Ryan wrote:
This would be very cool to have working. I've often wondered exactly what all netplay needed to work, from a technical end. I get that latency is a key issue, but beyond that I don't see the big deal. I'm guessing the netplay parts merely send key presses and durations, passing them to the emulator as if player 2 was also at the same machine. As long as latency didn't go above say 100 or 150ms, I can't see how that'd be too big a deal, it doesn't hurt play of games like TF2 or CS much if at all. it could just be my own ignorance of how things work though.
The issue you run across with the SNES is that a lot of how the game reacts to what's going on depends heavily on the precise timing of inputs. Luck manipulation in particular is an issue there; any game that incorporates player input into its randomization is going to desync the moment one person's computer thinks the timing is even slightly different from the other's. Enemy AI will react differently with slightly different positioning of the characters. The list goes on.

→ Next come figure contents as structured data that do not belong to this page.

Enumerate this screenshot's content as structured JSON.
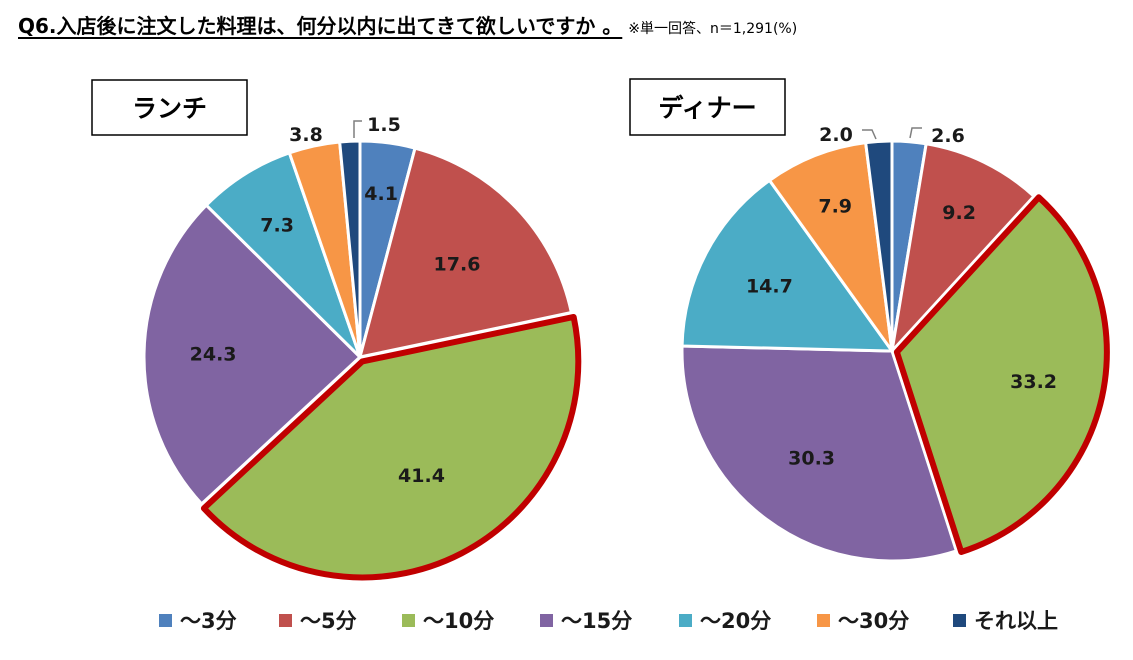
{
  "title": {
    "main": "Q6.入店後に注文した料理は、何分以内に出てきて欲しいですか 。",
    "note": "※単一回答、n＝1,291(%)"
  },
  "legend": [
    {
      "label": "～3分",
      "color": "#4f81bd"
    },
    {
      "label": "～5分",
      "color": "#c0504d"
    },
    {
      "label": "～10分",
      "color": "#9bbb59"
    },
    {
      "label": "～15分",
      "color": "#8064a2"
    },
    {
      "label": "～20分",
      "color": "#4bacc6"
    },
    {
      "label": "～30分",
      "color": "#f79646"
    },
    {
      "label": "それ以上",
      "color": "#1f497d"
    }
  ],
  "highlight_color": "#c00000",
  "chart_data": [
    {
      "type": "pie",
      "title": "ランチ",
      "categories": [
        "～3分",
        "～5分",
        "～10分",
        "～15分",
        "～20分",
        "～30分",
        "それ以上"
      ],
      "values": [
        4.1,
        17.6,
        41.4,
        24.3,
        7.3,
        3.8,
        1.5
      ],
      "highlighted": "～10分"
    },
    {
      "type": "pie",
      "title": "ディナー",
      "categories": [
        "～3分",
        "～5分",
        "～10分",
        "～15分",
        "～20分",
        "～30分",
        "それ以上"
      ],
      "values": [
        2.6,
        9.2,
        33.2,
        30.3,
        14.7,
        7.9,
        2.0
      ],
      "highlighted": "～10分"
    }
  ]
}
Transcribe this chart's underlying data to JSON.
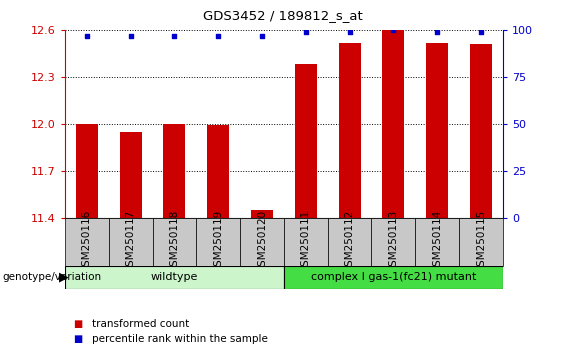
{
  "title": "GDS3452 / 189812_s_at",
  "samples": [
    "GSM250116",
    "GSM250117",
    "GSM250118",
    "GSM250119",
    "GSM250120",
    "GSM250111",
    "GSM250112",
    "GSM250113",
    "GSM250114",
    "GSM250115"
  ],
  "transformed_count": [
    12.0,
    11.95,
    12.0,
    11.99,
    11.45,
    12.38,
    12.52,
    12.6,
    12.52,
    12.51
  ],
  "percentile_rank": [
    97,
    97,
    97,
    97,
    97,
    99,
    99,
    100,
    99,
    99
  ],
  "ylim_left": [
    11.4,
    12.6
  ],
  "ylim_right": [
    0,
    100
  ],
  "yticks_left": [
    11.4,
    11.7,
    12.0,
    12.3,
    12.6
  ],
  "yticks_right": [
    0,
    25,
    50,
    75,
    100
  ],
  "groups": [
    {
      "label": "wildtype",
      "start": 0,
      "end": 5,
      "color": "#ccf5cc"
    },
    {
      "label": "complex I gas-1(fc21) mutant",
      "start": 5,
      "end": 10,
      "color": "#44dd44"
    }
  ],
  "bar_color": "#cc0000",
  "dot_color": "#0000cc",
  "bar_width": 0.5,
  "legend_items": [
    {
      "label": "transformed count",
      "color": "#cc0000"
    },
    {
      "label": "percentile rank within the sample",
      "color": "#0000cc"
    }
  ],
  "genotype_label": "genotype/variation",
  "tick_color_left": "#cc0000",
  "tick_color_right": "#0000cc",
  "grid_color": "#000000",
  "tick_bg_color": "#c8c8c8",
  "plot_bg_color": "#ffffff"
}
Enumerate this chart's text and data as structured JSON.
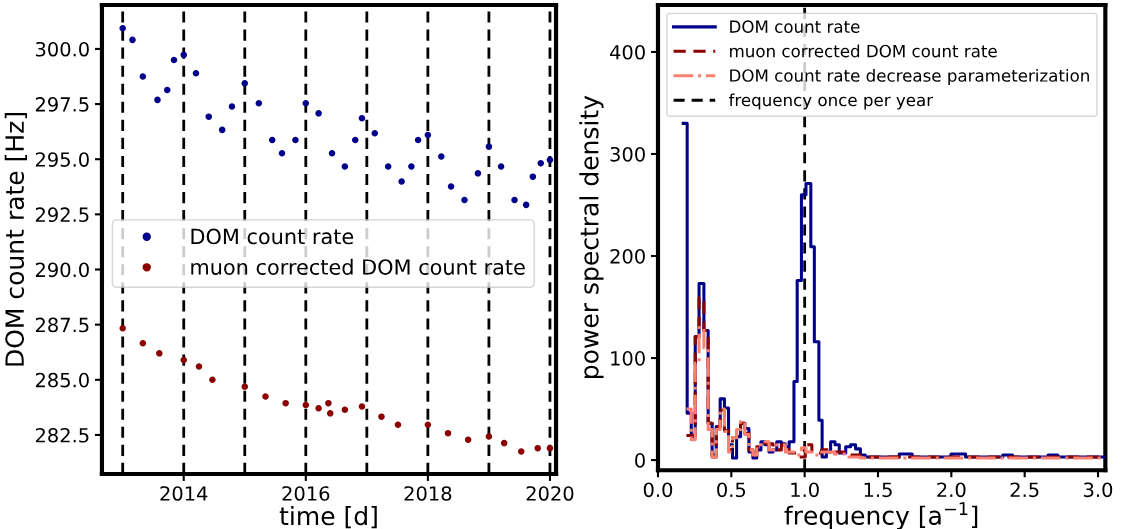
{
  "chart_data": [
    {
      "type": "scatter",
      "xlabel": "time [d]",
      "ylabel": "DOM count rate [Hz]",
      "marker": "circle",
      "legend": "center left",
      "grid": false,
      "xlim": [
        2012.66,
        2020.1
      ],
      "xticks": [
        2014,
        2016,
        2018,
        2020
      ],
      "ylim": [
        280.73,
        301.99
      ],
      "yticks": [
        {
          "value": 282.5,
          "label": "282.5"
        },
        {
          "value": 285.0,
          "label": "285.0"
        },
        {
          "value": 287.5,
          "label": "287.5"
        },
        {
          "value": 290.0,
          "label": "290.0"
        },
        {
          "value": 292.5,
          "label": "292.5"
        },
        {
          "value": 295.0,
          "label": "295.0"
        },
        {
          "value": 297.5,
          "label": "297.5"
        },
        {
          "value": 300.0,
          "label": "300.0"
        }
      ],
      "series": [
        {
          "name": "DOM count rate",
          "color": "#00008b",
          "x": [
            2013.0,
            2013.16,
            2013.33,
            2013.57,
            2013.73,
            2013.84,
            2014.0,
            2014.2,
            2014.41,
            2014.63,
            2014.79,
            2015.0,
            2015.23,
            2015.45,
            2015.61,
            2015.83,
            2016.0,
            2016.21,
            2016.43,
            2016.64,
            2016.81,
            2016.92,
            2017.13,
            2017.35,
            2017.57,
            2017.73,
            2017.84,
            2018.0,
            2018.22,
            2018.38,
            2018.6,
            2018.82,
            2019.0,
            2019.2,
            2019.42,
            2019.61,
            2019.72,
            2019.85,
            2020.0
          ],
          "values": [
            300.94,
            300.41,
            298.75,
            297.69,
            298.14,
            299.5,
            299.73,
            298.9,
            296.93,
            296.33,
            297.39,
            298.44,
            297.54,
            295.87,
            295.27,
            295.87,
            297.54,
            297.08,
            295.27,
            294.67,
            295.87,
            296.86,
            296.18,
            294.67,
            293.99,
            294.67,
            295.87,
            296.1,
            295.12,
            293.76,
            293.15,
            294.36,
            295.57,
            294.67,
            293.15,
            292.93,
            294.21,
            294.82,
            294.97
          ]
        },
        {
          "name": "muon corrected DOM count rate",
          "color": "#8b0000",
          "x": [
            2013.0,
            2013.33,
            2013.6,
            2014.0,
            2014.25,
            2014.47,
            2015.0,
            2015.34,
            2015.67,
            2016.0,
            2016.21,
            2016.4,
            2016.37,
            2016.64,
            2016.92,
            2017.24,
            2017.51,
            2018.0,
            2018.33,
            2018.66,
            2019.0,
            2019.25,
            2019.53,
            2019.8,
            2020.0
          ],
          "values": [
            287.34,
            286.66,
            286.2,
            285.9,
            285.6,
            285.0,
            284.69,
            284.24,
            283.94,
            283.86,
            283.71,
            283.48,
            283.94,
            283.64,
            283.79,
            283.33,
            282.96,
            282.96,
            282.58,
            282.28,
            282.43,
            282.13,
            281.75,
            281.9,
            281.9
          ]
        }
      ],
      "ref_lines": [
        {
          "axis": "x",
          "value": 2013,
          "color": "#000000",
          "line_style": "dashed"
        },
        {
          "axis": "x",
          "value": 2014,
          "color": "#000000",
          "line_style": "dashed"
        },
        {
          "axis": "x",
          "value": 2015,
          "color": "#000000",
          "line_style": "dashed"
        },
        {
          "axis": "x",
          "value": 2016,
          "color": "#000000",
          "line_style": "dashed"
        },
        {
          "axis": "x",
          "value": 2017,
          "color": "#000000",
          "line_style": "dashed"
        },
        {
          "axis": "x",
          "value": 2018,
          "color": "#000000",
          "line_style": "dashed"
        },
        {
          "axis": "x",
          "value": 2019,
          "color": "#000000",
          "line_style": "dashed"
        },
        {
          "axis": "x",
          "value": 2020,
          "color": "#000000",
          "line_style": "dashed"
        }
      ]
    },
    {
      "type": "step",
      "xlabel": "frequency [a$^{−1}$]",
      "ylabel": "power spectral density",
      "legend": "top right",
      "grid": false,
      "xlim": [
        0,
        3.05
      ],
      "xticks": [
        {
          "value": 0,
          "label": "0.0"
        },
        {
          "value": 0.5,
          "label": "0.5"
        },
        {
          "value": 1,
          "label": "1.0"
        },
        {
          "value": 1.5,
          "label": "1.5"
        },
        {
          "value": 2,
          "label": "2.0"
        },
        {
          "value": 2.5,
          "label": "2.5"
        },
        {
          "value": 3,
          "label": "3.0"
        }
      ],
      "ylim": [
        -10,
        446
      ],
      "yticks": [
        0,
        100,
        200,
        300,
        400
      ],
      "series": [
        {
          "name": "DOM count rate",
          "color": "#00008b",
          "line_style": "solid",
          "x": [
            0.172,
            0.199,
            0.227,
            0.254,
            0.28,
            0.313,
            0.342,
            0.369,
            0.397,
            0.424,
            0.453,
            0.481,
            0.508,
            0.536,
            0.563,
            0.592,
            0.62,
            0.647,
            0.673,
            0.702,
            0.729,
            0.757,
            0.784,
            0.81,
            0.841,
            0.868,
            0.894,
            0.927,
            0.949,
            0.978,
            1.009,
            1.042,
            1.066,
            1.097,
            1.119,
            1.148,
            1.177,
            1.207,
            1.236,
            1.28,
            1.313,
            1.347,
            1.38,
            1.413,
            1.645,
            1.733,
            1.998,
            2.097,
            2.351,
            2.417,
            2.66,
            2.726,
            3.05
          ],
          "values": [
            330,
            46,
            23,
            121,
            173,
            127,
            36,
            5,
            33,
            60,
            51,
            15,
            2,
            23,
            36,
            31,
            8,
            2,
            10,
            18,
            15,
            8,
            10,
            18,
            16,
            13,
            18,
            77,
            176,
            260,
            271,
            209,
            116,
            39,
            3,
            8,
            18,
            15,
            7,
            13,
            15,
            11,
            5,
            3,
            6,
            3,
            6,
            3,
            5,
            3,
            5,
            3,
            3
          ]
        },
        {
          "name": "muon corrected DOM count rate",
          "color": "#8b0000",
          "line_style": "dashed",
          "x": [
            0.194,
            0.254,
            0.28,
            0.313,
            0.342,
            0.369,
            0.397,
            0.424,
            0.453,
            0.481,
            0.508,
            0.536,
            0.563,
            0.592,
            0.62,
            0.647,
            0.673,
            0.729,
            0.784,
            0.841,
            0.894,
            0.949,
            1.004,
            1.049,
            1.115,
            1.203,
            1.291,
            1.38,
            3.05
          ],
          "values": [
            24,
            121,
            159,
            127,
            36,
            3,
            33,
            49,
            29,
            10,
            22,
            29,
            36,
            26,
            10,
            2,
            13,
            16,
            10,
            15,
            7,
            3,
            15,
            7,
            10,
            8,
            5,
            3,
            3
          ]
        },
        {
          "name": "DOM count rate decrease parameterization",
          "color": "#fa8072",
          "line_style": "dashdot",
          "x": [
            0.194,
            0.227,
            0.254,
            0.28,
            0.313,
            0.342,
            0.369,
            0.397,
            0.424,
            0.453,
            0.481,
            0.508,
            0.536,
            0.563,
            0.592,
            0.62,
            0.647,
            0.673,
            0.729,
            0.757,
            0.81,
            0.868,
            0.927,
            0.978,
            1.009,
            1.049,
            1.115,
            1.203,
            1.291,
            1.38,
            3.05
          ],
          "values": [
            50,
            20,
            95,
            130,
            110,
            30,
            3,
            30,
            50,
            28,
            8,
            22,
            30,
            38,
            25,
            10,
            5,
            15,
            18,
            10,
            15,
            8,
            5,
            12,
            8,
            5,
            8,
            6,
            3,
            2,
            2
          ]
        }
      ],
      "ref_lines": [
        {
          "axis": "x",
          "value": 1.0,
          "label": "frequency once per year",
          "color": "#000000",
          "line_style": "dashed"
        }
      ]
    }
  ]
}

TF2 and CS are built from the ground up expecting those kinds of inconsistencies, so the methods to deal with them are built in; specifically, there's one computer that is the 'master' and everything really takes place on that server. All the clients connecting to it just make a 'best guess' on what's going on based on the information it gets from the master server. With the SNES, it has to be frame-perfect, every frame. It's possible, but not easy, and you entirely lose the 'best guess' capability of netplay-based engines.